Pour finir, quels conseils ou points de vigilance donneriez-vous à une collectivité qui souhaite construire sa trajectoire de territorialisation de la SNBC ?

Adrien Jacob : Mon conseil n°1, c’est d’envisager cet outil comme une aide à la décision, et surtout pas comme “LA” règle à appliquer. L’outil n’a pas de caractère prescriptif, il s’agit plutôt de donner des points de repère aux territoires pour les aider à définir des objectifs adaptés à leur territoire, et cohérents avec la SNBC. Mon point de vigilance concerne la SNBC justement : le scénario de référence est toujours la SNBC 2, mais elle va très prochainement devenir obsolète… En faisant l’exercice aujourd’hui, il faut anticiper l’objectif 2030 qui va être fortement rehaussé dans la SNBC 3 a priori ! Un territoire peut par ailleurs vouloir aligner sa trajectoire sur un autre scénario national (négaWatt, Ademe…), ce qui est envisageable en mode « expert » (= via le tableau Excel).

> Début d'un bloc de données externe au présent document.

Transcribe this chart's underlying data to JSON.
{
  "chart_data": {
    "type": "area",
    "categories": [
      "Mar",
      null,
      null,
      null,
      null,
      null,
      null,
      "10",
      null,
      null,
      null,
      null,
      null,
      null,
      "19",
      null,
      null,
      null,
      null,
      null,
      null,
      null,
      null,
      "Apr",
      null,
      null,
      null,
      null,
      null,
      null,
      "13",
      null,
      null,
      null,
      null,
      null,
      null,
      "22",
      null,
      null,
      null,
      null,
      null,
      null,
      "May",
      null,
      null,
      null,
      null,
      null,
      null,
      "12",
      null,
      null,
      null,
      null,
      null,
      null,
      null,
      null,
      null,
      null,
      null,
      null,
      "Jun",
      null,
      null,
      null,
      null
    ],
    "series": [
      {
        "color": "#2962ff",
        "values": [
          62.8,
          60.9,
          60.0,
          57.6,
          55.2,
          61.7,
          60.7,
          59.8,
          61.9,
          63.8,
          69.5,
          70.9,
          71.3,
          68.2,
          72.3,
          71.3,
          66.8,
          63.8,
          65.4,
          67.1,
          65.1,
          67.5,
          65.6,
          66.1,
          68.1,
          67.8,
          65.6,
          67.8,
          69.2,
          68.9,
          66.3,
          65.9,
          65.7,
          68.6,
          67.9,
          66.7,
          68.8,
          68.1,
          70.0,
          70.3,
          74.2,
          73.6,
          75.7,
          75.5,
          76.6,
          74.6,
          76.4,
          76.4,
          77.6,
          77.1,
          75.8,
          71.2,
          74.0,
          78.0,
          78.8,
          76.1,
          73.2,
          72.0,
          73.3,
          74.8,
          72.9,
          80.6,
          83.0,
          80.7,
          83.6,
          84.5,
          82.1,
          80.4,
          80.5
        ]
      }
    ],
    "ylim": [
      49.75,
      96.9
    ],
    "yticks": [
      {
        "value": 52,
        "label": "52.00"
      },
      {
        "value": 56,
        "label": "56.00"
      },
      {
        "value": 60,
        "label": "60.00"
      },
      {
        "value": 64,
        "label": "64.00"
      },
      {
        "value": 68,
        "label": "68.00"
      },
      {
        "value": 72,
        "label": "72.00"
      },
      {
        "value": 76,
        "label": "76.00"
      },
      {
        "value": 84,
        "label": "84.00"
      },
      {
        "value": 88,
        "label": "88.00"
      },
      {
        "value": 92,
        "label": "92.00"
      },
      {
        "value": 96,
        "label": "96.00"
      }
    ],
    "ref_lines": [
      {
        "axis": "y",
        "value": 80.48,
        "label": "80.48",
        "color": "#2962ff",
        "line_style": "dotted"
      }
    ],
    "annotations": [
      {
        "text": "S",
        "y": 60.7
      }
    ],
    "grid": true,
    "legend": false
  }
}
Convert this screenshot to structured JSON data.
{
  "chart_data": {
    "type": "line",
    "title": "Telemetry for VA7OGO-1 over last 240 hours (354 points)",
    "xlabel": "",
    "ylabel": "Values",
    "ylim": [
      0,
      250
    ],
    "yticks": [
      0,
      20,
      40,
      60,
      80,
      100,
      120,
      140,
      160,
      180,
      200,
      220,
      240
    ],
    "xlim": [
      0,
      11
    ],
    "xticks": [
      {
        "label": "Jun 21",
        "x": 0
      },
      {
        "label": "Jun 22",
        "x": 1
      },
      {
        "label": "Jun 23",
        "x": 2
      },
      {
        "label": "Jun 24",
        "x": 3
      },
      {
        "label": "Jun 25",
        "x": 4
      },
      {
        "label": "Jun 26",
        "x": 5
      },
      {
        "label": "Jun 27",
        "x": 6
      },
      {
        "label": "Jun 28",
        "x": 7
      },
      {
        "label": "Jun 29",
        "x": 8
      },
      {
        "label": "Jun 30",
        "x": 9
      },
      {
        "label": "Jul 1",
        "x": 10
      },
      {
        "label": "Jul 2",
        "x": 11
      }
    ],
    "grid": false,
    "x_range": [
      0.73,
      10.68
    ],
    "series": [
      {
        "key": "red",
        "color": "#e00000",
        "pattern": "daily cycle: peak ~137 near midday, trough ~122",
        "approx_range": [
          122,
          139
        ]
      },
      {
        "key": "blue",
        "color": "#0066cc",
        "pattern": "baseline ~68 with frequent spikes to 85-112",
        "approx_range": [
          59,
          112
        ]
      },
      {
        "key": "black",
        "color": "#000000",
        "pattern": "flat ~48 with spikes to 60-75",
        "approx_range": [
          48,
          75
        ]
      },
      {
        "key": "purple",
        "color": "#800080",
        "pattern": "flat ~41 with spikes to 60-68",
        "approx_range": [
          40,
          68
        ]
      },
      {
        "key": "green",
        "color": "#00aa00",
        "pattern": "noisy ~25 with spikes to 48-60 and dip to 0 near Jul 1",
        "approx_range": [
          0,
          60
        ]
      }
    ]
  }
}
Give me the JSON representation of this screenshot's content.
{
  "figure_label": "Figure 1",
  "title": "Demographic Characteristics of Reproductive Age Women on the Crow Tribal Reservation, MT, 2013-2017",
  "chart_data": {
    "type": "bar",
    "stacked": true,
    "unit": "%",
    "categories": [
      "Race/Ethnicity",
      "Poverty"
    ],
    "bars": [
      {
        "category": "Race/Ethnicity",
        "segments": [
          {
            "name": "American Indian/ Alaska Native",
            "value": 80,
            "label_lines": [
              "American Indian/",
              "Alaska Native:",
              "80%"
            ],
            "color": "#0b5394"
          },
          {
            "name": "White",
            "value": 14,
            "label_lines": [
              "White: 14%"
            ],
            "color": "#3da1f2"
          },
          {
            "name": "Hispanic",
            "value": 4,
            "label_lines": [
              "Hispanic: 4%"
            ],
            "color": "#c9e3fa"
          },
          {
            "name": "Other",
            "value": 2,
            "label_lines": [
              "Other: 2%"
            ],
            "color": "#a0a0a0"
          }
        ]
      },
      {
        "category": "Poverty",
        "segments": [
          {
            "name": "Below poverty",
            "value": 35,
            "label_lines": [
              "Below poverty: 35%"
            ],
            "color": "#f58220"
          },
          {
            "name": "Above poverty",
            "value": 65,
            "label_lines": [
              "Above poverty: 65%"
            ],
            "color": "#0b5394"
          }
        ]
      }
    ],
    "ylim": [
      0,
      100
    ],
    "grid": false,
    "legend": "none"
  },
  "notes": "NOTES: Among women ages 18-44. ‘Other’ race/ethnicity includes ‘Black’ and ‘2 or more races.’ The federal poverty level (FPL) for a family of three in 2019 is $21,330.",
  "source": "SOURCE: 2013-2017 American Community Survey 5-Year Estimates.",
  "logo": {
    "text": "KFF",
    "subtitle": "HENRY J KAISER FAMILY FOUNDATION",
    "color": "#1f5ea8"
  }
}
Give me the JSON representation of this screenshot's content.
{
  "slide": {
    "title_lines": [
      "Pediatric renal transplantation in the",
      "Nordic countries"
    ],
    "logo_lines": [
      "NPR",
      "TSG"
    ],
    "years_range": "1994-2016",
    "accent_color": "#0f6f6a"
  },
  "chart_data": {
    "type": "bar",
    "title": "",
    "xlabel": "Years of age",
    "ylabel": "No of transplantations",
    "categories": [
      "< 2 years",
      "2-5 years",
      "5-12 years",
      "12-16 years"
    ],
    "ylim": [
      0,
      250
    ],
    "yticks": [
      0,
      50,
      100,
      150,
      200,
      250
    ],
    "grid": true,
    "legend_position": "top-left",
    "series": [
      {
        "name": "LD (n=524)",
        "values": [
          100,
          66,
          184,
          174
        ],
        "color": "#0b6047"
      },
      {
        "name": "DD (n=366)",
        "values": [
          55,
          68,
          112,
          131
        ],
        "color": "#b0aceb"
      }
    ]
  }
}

Pour finir, je ne peux qu’encourager les collectivités à penser à “l’étape d’après” : comment traduire ces trajectoires en actions concrètes sur mon territoire ? La planification, c’est la première étape de la solution. Il existe des outils complémentaires pour se projeter dans la mise en œuvre, comme Destination TEPOS par exemple. 

➡️ Pour en savoir plus : https://www.territoiresentransitions.fr/trajectoire

*  Le calcul réel intègre d’autres données, pour plus de détails sur les choix méthodologiques effectués, un guide méthodologique est disponible sur la plateforme Territoires en Transitions.